Ultimately, whether I want to and am able to continue writing it is not going to be a financial decision so much as a creative and personal one.
And then we get to the fanbase, which is also complicated. The thing is, I know even as I write this that I’m going to see commentary to the effect of “I knew her heart was in it.” or “It was obvious she’d given up and moved on.” I see those messages all the time. Part of the vicious cycle of trying to keep up an update schedule is that any time it slips—even by an hour, literally an hour—I start hearing “SO I GUESS YOU’VE GIVEN UP WRITING TALES OF MU MIGHT HAVE SAID SOMETHING INSTEAD OF GHOSTING” or “please Ms. Erin tell us what we did wrong”… and honestly, it’s hard for me to explain why both of those messages are so disheartening, but they are.
It’s especially hurtful to have people bruiting about their commentary on my “decision” when I’m wrestling with a story, struggling to overcome difficulties in writing. Imagine you’re buried in an avalanche and you’re trying to dig your way out, and people are standing in earshot debating about whether you’re selfish for deciding to be buried, or if your decision to be buried is valid and must be respected.
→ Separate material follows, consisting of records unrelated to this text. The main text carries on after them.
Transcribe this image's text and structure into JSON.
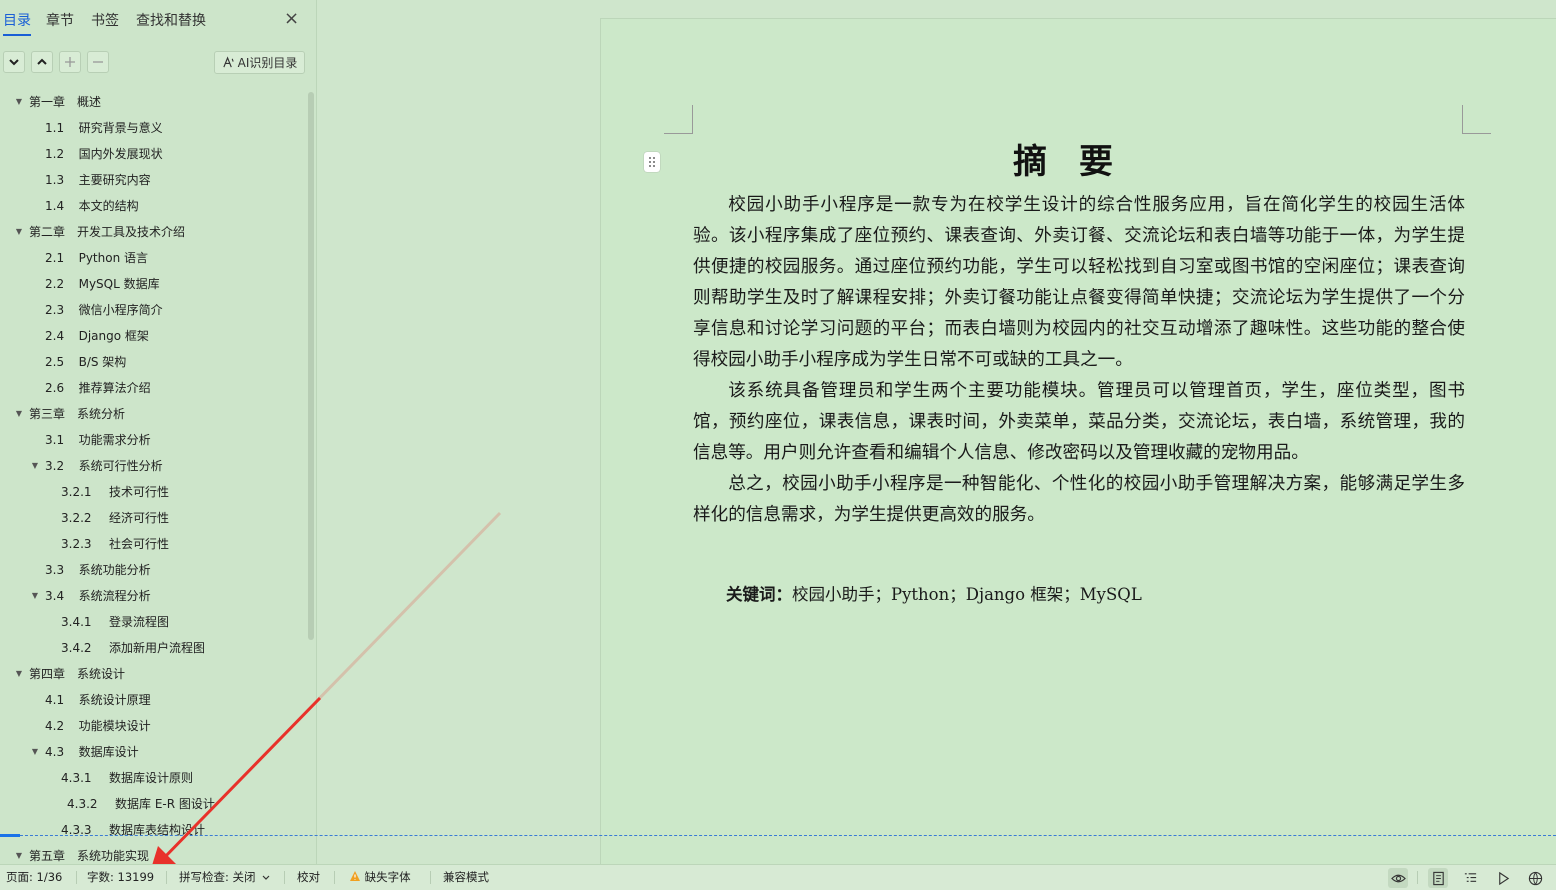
{
  "sidebar": {
    "tabs": [
      "目录",
      "章节",
      "书签",
      "查找和替换"
    ],
    "close_glyph": "×",
    "ai_button_label": "AI识别目录",
    "toc": [
      {
        "level": 0,
        "arrow": true,
        "num": "第一章",
        "title": "概述"
      },
      {
        "level": 1,
        "arrow": false,
        "num": "1.1",
        "title": "研究背景与意义"
      },
      {
        "level": 1,
        "arrow": false,
        "num": "1.2",
        "title": "国内外发展现状"
      },
      {
        "level": 1,
        "arrow": false,
        "num": "1.3",
        "title": "主要研究内容"
      },
      {
        "level": 1,
        "arrow": false,
        "num": "1.4",
        "title": "本文的结构"
      },
      {
        "level": 0,
        "arrow": true,
        "num": "第二章",
        "title": "开发工具及技术介绍"
      },
      {
        "level": 1,
        "arrow": false,
        "num": "2.1",
        "title": "Python 语言"
      },
      {
        "level": 1,
        "arrow": false,
        "num": "2.2",
        "title": "MySQL 数据库"
      },
      {
        "level": 1,
        "arrow": false,
        "num": "2.3",
        "title": "微信小程序简介"
      },
      {
        "level": 1,
        "arrow": false,
        "num": "2.4",
        "title": "Django 框架"
      },
      {
        "level": 1,
        "arrow": false,
        "num": "2.5",
        "title": "B/S 架构"
      },
      {
        "level": 1,
        "arrow": false,
        "num": "2.6",
        "title": "推荐算法介绍"
      },
      {
        "level": 0,
        "arrow": true,
        "num": "第三章",
        "title": "系统分析"
      },
      {
        "level": 1,
        "arrow": false,
        "num": "3.1",
        "title": "功能需求分析"
      },
      {
        "level": 1,
        "arrow": true,
        "num": "3.2",
        "title": "系统可行性分析"
      },
      {
        "level": 2,
        "arrow": false,
        "num": "3.2.1",
        "title": "技术可行性"
      },
      {
        "level": 2,
        "arrow": false,
        "num": "3.2.2",
        "title": "经济可行性"
      },
      {
        "level": 2,
        "arrow": false,
        "num": "3.2.3",
        "title": "社会可行性"
      },
      {
        "level": 1,
        "arrow": false,
        "num": "3.3",
        "title": "系统功能分析"
      },
      {
        "level": 1,
        "arrow": true,
        "num": "3.4",
        "title": "系统流程分析"
      },
      {
        "level": 2,
        "arrow": false,
        "num": "3.4.1",
        "title": "登录流程图"
      },
      {
        "level": 2,
        "arrow": false,
        "num": "3.4.2",
        "title": "添加新用户流程图"
      },
      {
        "level": 0,
        "arrow": true,
        "num": "第四章",
        "title": "系统设计"
      },
      {
        "level": 1,
        "arrow": false,
        "num": "4.1",
        "title": "系统设计原理"
      },
      {
        "level": 1,
        "arrow": false,
        "num": "4.2",
        "title": "功能模块设计"
      },
      {
        "level": 1,
        "arrow": true,
        "num": "4.3",
        "title": "数据库设计"
      },
      {
        "level": 2,
        "arrow": false,
        "num": "4.3.1",
        "title": "数据库设计原则"
      },
      {
        "level": 3,
        "arrow": false,
        "num": "4.3.2",
        "title": "数据库 E-R 图设计"
      },
      {
        "level": 2,
        "arrow": false,
        "num": "4.3.3",
        "title": "数据库表结构设计"
      },
      {
        "level": 0,
        "arrow": true,
        "num": "第五章",
        "title": "系统功能实现"
      }
    ]
  },
  "document": {
    "title": "摘要",
    "paragraphs": [
      "校园小助手小程序是一款专为在校学生设计的综合性服务应用，旨在简化学生的校园生活体验。该小程序集成了座位预约、课表查询、外卖订餐、交流论坛和表白墙等功能于一体，为学生提供便捷的校园服务。通过座位预约功能，学生可以轻松找到自习室或图书馆的空闲座位；课表查询则帮助学生及时了解课程安排；外卖订餐功能让点餐变得简单快捷；交流论坛为学生提供了一个分享信息和讨论学习问题的平台；而表白墙则为校园内的社交互动增添了趣味性。这些功能的整合使得校园小助手小程序成为学生日常不可或缺的工具之一。",
      "该系统具备管理员和学生两个主要功能模块。管理员可以管理首页，学生，座位类型，图书馆，预约座位，课表信息，课表时间，外卖菜单，菜品分类，交流论坛，表白墙，系统管理，我的信息等。用户则允许查看和编辑个人信息、修改密码以及管理收藏的宠物用品。",
      "总之，校园小助手小程序是一种智能化、个性化的校园小助手管理解决方案，能够满足学生多样化的信息需求，为学生提供更高效的服务。"
    ],
    "keywords_label": "关键词：",
    "keywords": "校园小助手；Python；Django 框架；MySQL"
  },
  "statusbar": {
    "page": "页面: 1/36",
    "words": "字数: 13199",
    "spell": "拼写检查: 关闭",
    "proof": "校对",
    "missing_font": "缺失字体",
    "compat": "兼容模式"
  },
  "colors": {
    "accent": "#1a5fd6",
    "background": "#cfe6cc",
    "arrow": "#e8312a"
  }
}
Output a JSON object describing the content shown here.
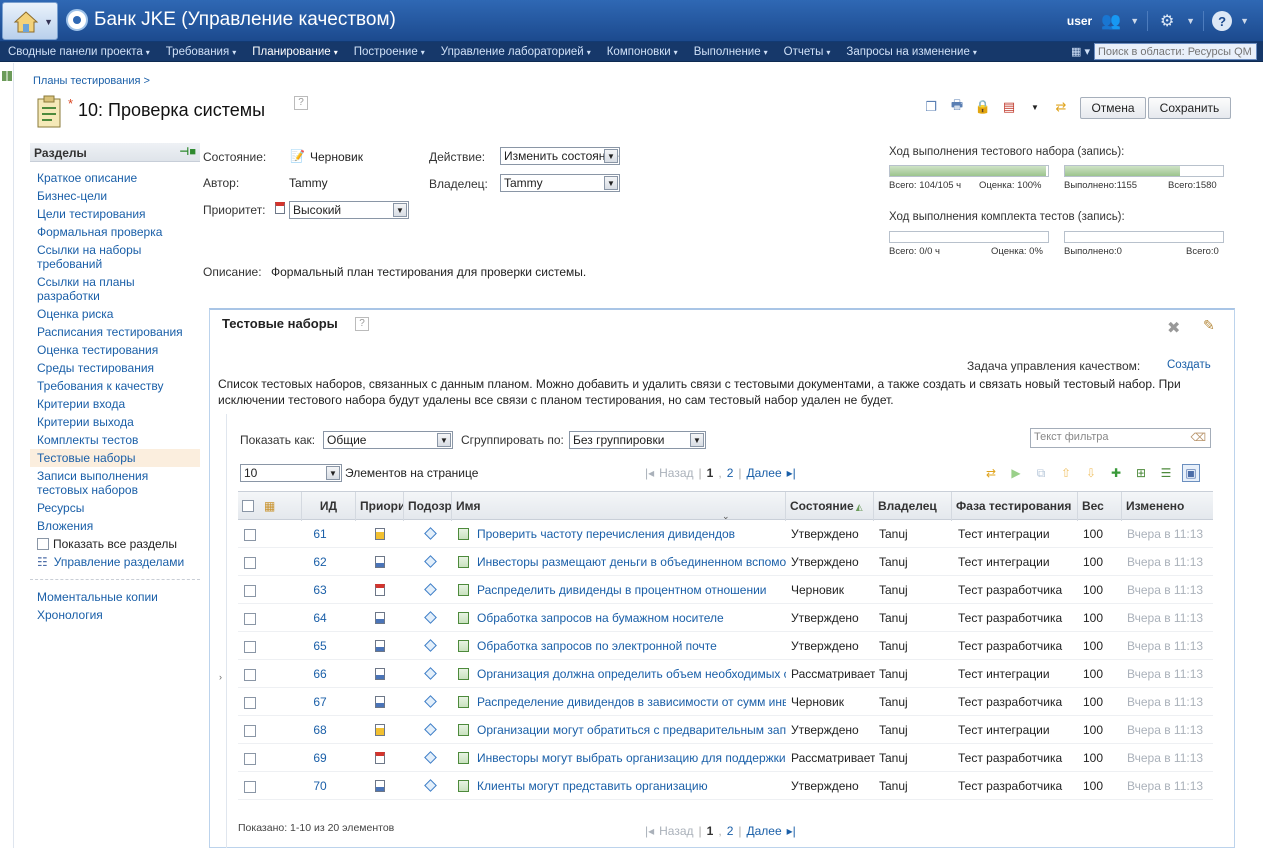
{
  "app": {
    "title": "Банк JKE (Управление качеством)",
    "user": "user"
  },
  "nav": {
    "items": [
      {
        "label": "Сводные панели проекта",
        "active": false
      },
      {
        "label": "Требования",
        "active": false
      },
      {
        "label": "Планирование",
        "active": true
      },
      {
        "label": "Построение",
        "active": false
      },
      {
        "label": "Управление лабораторией",
        "active": false
      },
      {
        "label": "Компоновки",
        "active": false
      },
      {
        "label": "Выполнение",
        "active": false
      },
      {
        "label": "Отчеты",
        "active": false
      },
      {
        "label": "Запросы на изменение",
        "active": false
      }
    ],
    "search_placeholder": "Поиск в области: Ресурсы QM"
  },
  "breadcrumb": "Планы тестирования >",
  "plan": {
    "number": "10:",
    "name": "Проверка системы",
    "cancel_label": "Отмена",
    "save_label": "Сохранить"
  },
  "sections": {
    "title": "Разделы",
    "items": [
      "Краткое описание",
      "Бизнес-цели",
      "Цели тестирования",
      "Формальная проверка",
      "Ссылки на наборы требований",
      "Ссылки на планы разработки",
      "Оценка риска",
      "Расписания тестирования",
      "Оценка тестирования",
      "Среды тестирования",
      "Требования к качеству",
      "Критерии входа",
      "Критерии выхода",
      "Комплекты тестов",
      "Тестовые наборы",
      "Записи выполнения тестовых наборов",
      "Ресурсы",
      "Вложения"
    ],
    "active_index": 14,
    "show_all_label": "Показать все разделы",
    "manage_label": "Управление разделами",
    "extra": [
      "Моментальные копии",
      "Хронология"
    ]
  },
  "form": {
    "state_label": "Состояние:",
    "state_value": "Черновик",
    "author_label": "Автор:",
    "author_value": "Tammy",
    "priority_label": "Приоритет:",
    "priority_value": "Высокий",
    "action_label": "Действие:",
    "action_value": "Изменить состояние",
    "owner_label": "Владелец:",
    "owner_value": "Tammy",
    "desc_label": "Описание:",
    "desc_value": "Формальный план тестирования для проверки системы."
  },
  "progress": {
    "suite_title": "Ход выполнения тестового набора (запись):",
    "suite_total_label": "Всего: 104/105 ч",
    "suite_score_label": "Оценка: 100%",
    "suite_done_label": "Выполнено:1155",
    "suite_all_label": "Всего:1580",
    "suite_bar1_fraction": 0.99,
    "suite_bar2_fraction": 0.73,
    "kit_title": "Ход выполнения комплекта тестов (запись):",
    "kit_total_label": "Всего: 0/0 ч",
    "kit_score_label": "Оценка: 0%",
    "kit_done_label": "Выполнено:0",
    "kit_all_label": "Всего:0",
    "kit_bar1_fraction": 0,
    "kit_bar2_fraction": 0
  },
  "suites": {
    "title": "Тестовые наборы",
    "qm_task_label": "Задача управления качеством:",
    "create_label": "Создать",
    "description": "Список тестовых наборов, связанных с данным планом. Можно добавить и удалить связи с тестовыми документами, а также создать и связать новый тестовый набор. При исключении тестового набора будут удалены все связи с планом тестирования, но сам тестовый набор удален не будет.",
    "show_as_label": "Показать как:",
    "show_as_value": "Общие",
    "group_label": "Сгруппировать по:",
    "group_value": "Без группировки",
    "filter_placeholder": "Текст фильтра",
    "per_page_value": "10",
    "per_page_label": "Элементов на странице",
    "pager": {
      "back": "Назад",
      "page1": "1",
      "page2": "2",
      "next": "Далее"
    },
    "columns": {
      "id": "ИД",
      "priority": "Приоритет",
      "suspect": "Подозрительный",
      "name": "Имя",
      "state": "Состояние",
      "owner": "Владелец",
      "phase": "Фаза тестирования",
      "weight": "Вес",
      "modified": "Изменено"
    },
    "rows": [
      {
        "id": "61",
        "priority": "medium",
        "name": "Проверить частоту перечисления дивидендов",
        "state": "Утверждено",
        "owner": "Tanuj",
        "phase": "Тест интеграции",
        "weight": "100",
        "modified": "Вчера в 11:13"
      },
      {
        "id": "62",
        "priority": "low",
        "name": "Инвесторы размещают деньги в объединенном вспомогательном фонде",
        "state": "Утверждено",
        "owner": "Tanuj",
        "phase": "Тест интеграции",
        "weight": "100",
        "modified": "Вчера в 11:13"
      },
      {
        "id": "63",
        "priority": "high",
        "name": "Распределить дивиденды в процентном отношении",
        "state": "Черновик",
        "owner": "Tanuj",
        "phase": "Тест разработчика",
        "weight": "100",
        "modified": "Вчера в 11:13"
      },
      {
        "id": "64",
        "priority": "low",
        "name": "Обработка запросов на бумажном носителе",
        "state": "Утверждено",
        "owner": "Tanuj",
        "phase": "Тест разработчика",
        "weight": "100",
        "modified": "Вчера в 11:13"
      },
      {
        "id": "65",
        "priority": "low",
        "name": "Обработка запросов по электронной почте",
        "state": "Утверждено",
        "owner": "Tanuj",
        "phase": "Тест разработчика",
        "weight": "100",
        "modified": "Вчера в 11:13"
      },
      {
        "id": "66",
        "priority": "low",
        "name": "Организация должна определить объем необходимых средств",
        "state": "Рассматривается",
        "owner": "Tanuj",
        "phase": "Тест интеграции",
        "weight": "100",
        "modified": "Вчера в 11:13"
      },
      {
        "id": "67",
        "priority": "low",
        "name": "Распределение дивидендов в зависимости от сумм инвестиций",
        "state": "Черновик",
        "owner": "Tanuj",
        "phase": "Тест разработчика",
        "weight": "100",
        "modified": "Вчера в 11:13"
      },
      {
        "id": "68",
        "priority": "medium",
        "name": "Организации могут обратиться с предварительным запросом",
        "state": "Утверждено",
        "owner": "Tanuj",
        "phase": "Тест интеграции",
        "weight": "100",
        "modified": "Вчера в 11:13"
      },
      {
        "id": "69",
        "priority": "high",
        "name": "Инвесторы могут выбрать организацию для поддержки",
        "state": "Рассматривается",
        "owner": "Tanuj",
        "phase": "Тест разработчика",
        "weight": "100",
        "modified": "Вчера в 11:13"
      },
      {
        "id": "70",
        "priority": "low",
        "name": "Клиенты могут представить организацию",
        "state": "Утверждено",
        "owner": "Tanuj",
        "phase": "Тест разработчика",
        "weight": "100",
        "modified": "Вчера в 11:13"
      }
    ],
    "shown_label": "Показано: 1-10 из 20 элементов"
  },
  "colors": {
    "title_bar": "#2f68b4",
    "nav_bar": "#16386a",
    "link": "#1a5fa8",
    "active_section": "#fbeede",
    "progress_fill": "#9cc48e"
  }
}
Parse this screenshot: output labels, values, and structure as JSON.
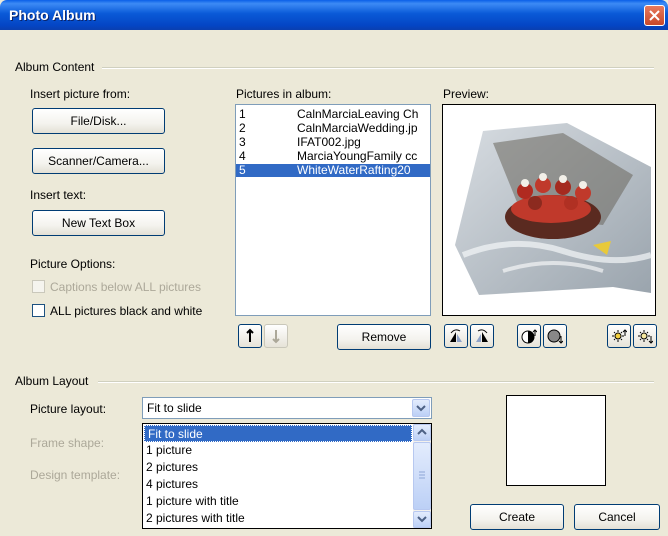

Even the people defending you are calmly talking about how you decided to be trapped under tons of earth, and blithely assuming that at the very moment you decide to, you will effortlessly shift it away.
The thing is, I do better at things—at any thing—when I can document my process and process my feelings here, butI I long ago gave up writing anything about writing Tales of MU and where I am, because every process post attracts these comments. At one point I made a post saying that conditions were untenable in the home office so I was taking my laptop to a coffee shop to finish the day’s chapter and I received a tweet saying “So I guess you’re saying there’s no chapter today.” Not even exaggerating. I made a blog post about my plans to finish the chapter and someone took it as confirmation that there wasn’t going to be one.
This isn’t even getting into the people who don’t understand that writing is not mechanical labor, that it is not a simple matter of sitting in front of a keyboard and pressing the Make Story Button fifteen thousand times in a row. But that’s relevant, because the cumulative effect of the weight of expectations and entitlement and misguided/errant advice is that it makes the creative aspect of the work harder. It pulls me out of my creative brainspace.
Call me a precious special snowflake with delicate feelings (out loud, preferably, where I don’t have to hear it), but this is the quantum interference aspect of direct author/audience interaction – the act of observing an author at work has ways of affecting an author at work. This is a big part of why I’ve been increasingly distant from my fanbase and hard to reach over time. It’s not even about abusive or obviously over-entitled fans. It’s getting the same advice, having people make the same assumptions about what’s going on in my head, hearing my circumstances or outcomes dissected as decisions, over and over again. I’ve been working on toughening myself up and shifting into a mindset of “If they don’t know me, it doesn’t matter what they think.”, but the catch-22 of it is that it’s really hard to do this kind of self-improvement work while you’re still being peppered with it.
To use a metaphor: it’s a lot easier to repair the shields on the starship Enterprise when it’s not actively taking fire.
Anyway. People have assumed that Tales of MU is over or that I’m “on the bubble” for canceling it many times, often while I was trying to gear up to breathe new life into it. There have been maybe two times I have seriously considered canceling it. One of them was last summer, just before my most recent revitalization attempt.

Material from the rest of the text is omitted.